Por Gustavo Fernández
En Piriápolis hay más fantasmas que gente.
Yaraví Roig, Solsticio de verano (Novela).
Donde el cerro se precipita sobre la mar, ora bravía, ora mansa y serena, dicen los pescadores que desde lejos se ven extrañas “luces” bailoteando. Para ellos son, simplemente, duendes. Es el cerro San Antonio, así llamado en honor al patrono de la ciudad de Piriápolis. Enterarme y tener otro sobresalto de agradable sorpresa causal (otro más) fue sólo uno. No por los duendes, no. Porque allí, de pie en uno de los enclaves energéticos más importantes (y menos conocido como tal) del planeta, mientras con inagotable excitación intelectual trataba de enfocarme en el enigma simbólico que tenía frente a mis ojos, algo asomaba en mi memoria: San Antonio, patrono aquí, patrono también de otro centro neurálgico de energías, éste más marketineado: Capilla del Monte, a la sombra el imponente Uritorco.

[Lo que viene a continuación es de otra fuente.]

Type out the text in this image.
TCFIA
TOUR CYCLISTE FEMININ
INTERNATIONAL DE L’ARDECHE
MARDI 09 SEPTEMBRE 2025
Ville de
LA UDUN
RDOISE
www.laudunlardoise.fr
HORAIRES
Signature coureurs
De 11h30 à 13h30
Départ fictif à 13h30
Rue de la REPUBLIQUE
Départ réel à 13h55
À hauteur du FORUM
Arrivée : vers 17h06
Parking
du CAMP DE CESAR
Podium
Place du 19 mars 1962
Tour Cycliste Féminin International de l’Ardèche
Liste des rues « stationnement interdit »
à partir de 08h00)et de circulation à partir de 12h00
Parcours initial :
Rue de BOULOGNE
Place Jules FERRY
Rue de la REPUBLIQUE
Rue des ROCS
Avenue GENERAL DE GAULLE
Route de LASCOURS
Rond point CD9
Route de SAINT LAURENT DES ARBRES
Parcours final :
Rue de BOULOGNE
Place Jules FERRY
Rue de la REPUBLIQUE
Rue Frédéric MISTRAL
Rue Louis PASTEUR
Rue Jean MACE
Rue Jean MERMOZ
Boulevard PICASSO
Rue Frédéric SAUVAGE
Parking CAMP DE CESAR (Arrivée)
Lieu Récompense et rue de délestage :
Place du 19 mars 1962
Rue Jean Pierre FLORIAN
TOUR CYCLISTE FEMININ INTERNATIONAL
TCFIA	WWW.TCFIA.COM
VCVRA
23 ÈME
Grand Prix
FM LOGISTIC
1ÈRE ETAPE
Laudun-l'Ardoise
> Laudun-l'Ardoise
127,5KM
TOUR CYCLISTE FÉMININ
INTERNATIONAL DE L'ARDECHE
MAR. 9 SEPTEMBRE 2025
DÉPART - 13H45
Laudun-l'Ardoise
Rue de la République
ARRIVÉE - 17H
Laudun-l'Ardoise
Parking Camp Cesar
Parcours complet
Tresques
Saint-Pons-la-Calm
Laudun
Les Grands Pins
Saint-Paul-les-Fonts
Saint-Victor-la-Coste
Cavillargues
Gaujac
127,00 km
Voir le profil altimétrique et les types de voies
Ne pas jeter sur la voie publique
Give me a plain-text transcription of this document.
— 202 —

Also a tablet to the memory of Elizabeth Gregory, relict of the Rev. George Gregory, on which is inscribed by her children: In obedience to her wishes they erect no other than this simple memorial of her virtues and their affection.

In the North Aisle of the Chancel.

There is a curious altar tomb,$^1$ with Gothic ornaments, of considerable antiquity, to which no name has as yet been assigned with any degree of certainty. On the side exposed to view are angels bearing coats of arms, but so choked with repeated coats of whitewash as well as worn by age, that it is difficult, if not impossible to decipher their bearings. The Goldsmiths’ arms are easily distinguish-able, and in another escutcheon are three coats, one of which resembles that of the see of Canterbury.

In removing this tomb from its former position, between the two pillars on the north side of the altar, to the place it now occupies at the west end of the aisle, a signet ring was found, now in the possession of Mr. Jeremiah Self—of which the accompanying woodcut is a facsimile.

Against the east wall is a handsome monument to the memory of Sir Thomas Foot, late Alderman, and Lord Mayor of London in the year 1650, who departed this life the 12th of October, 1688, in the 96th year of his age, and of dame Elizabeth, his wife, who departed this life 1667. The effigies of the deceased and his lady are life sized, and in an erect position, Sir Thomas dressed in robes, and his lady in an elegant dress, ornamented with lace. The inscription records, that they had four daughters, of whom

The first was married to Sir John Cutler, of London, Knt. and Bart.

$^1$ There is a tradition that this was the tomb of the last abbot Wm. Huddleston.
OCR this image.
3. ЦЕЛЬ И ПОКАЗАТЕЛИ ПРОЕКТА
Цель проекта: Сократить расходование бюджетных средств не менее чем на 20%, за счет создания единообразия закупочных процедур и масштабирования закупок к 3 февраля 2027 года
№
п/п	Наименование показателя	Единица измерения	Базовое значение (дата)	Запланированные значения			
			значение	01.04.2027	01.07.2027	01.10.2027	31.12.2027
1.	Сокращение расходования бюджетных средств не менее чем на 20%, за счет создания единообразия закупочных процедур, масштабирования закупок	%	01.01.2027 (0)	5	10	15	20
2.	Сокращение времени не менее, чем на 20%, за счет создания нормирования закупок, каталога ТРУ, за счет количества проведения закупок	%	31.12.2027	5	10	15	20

¿Habría una línea de fuerza telúrica corriendo bajo mis pies desde Capilla del Monte hasta Piriápolis? ¿Era casualidad que este redescubrimiento metafórico del bellísimo balneario uruguayo fuese para mí, recién llegado directamente desde el pueblo cordobés? Eran preguntas que debería archivar por ahora: las sorpresas místicas se sucedían frente a mis ojos sin darme casi respiro, como una película a alta velocidad. Ahora estaba aquí, en el querido “paisito”, la hermana República del Uruguay, hermosa tierra de gente educada y respetuosa.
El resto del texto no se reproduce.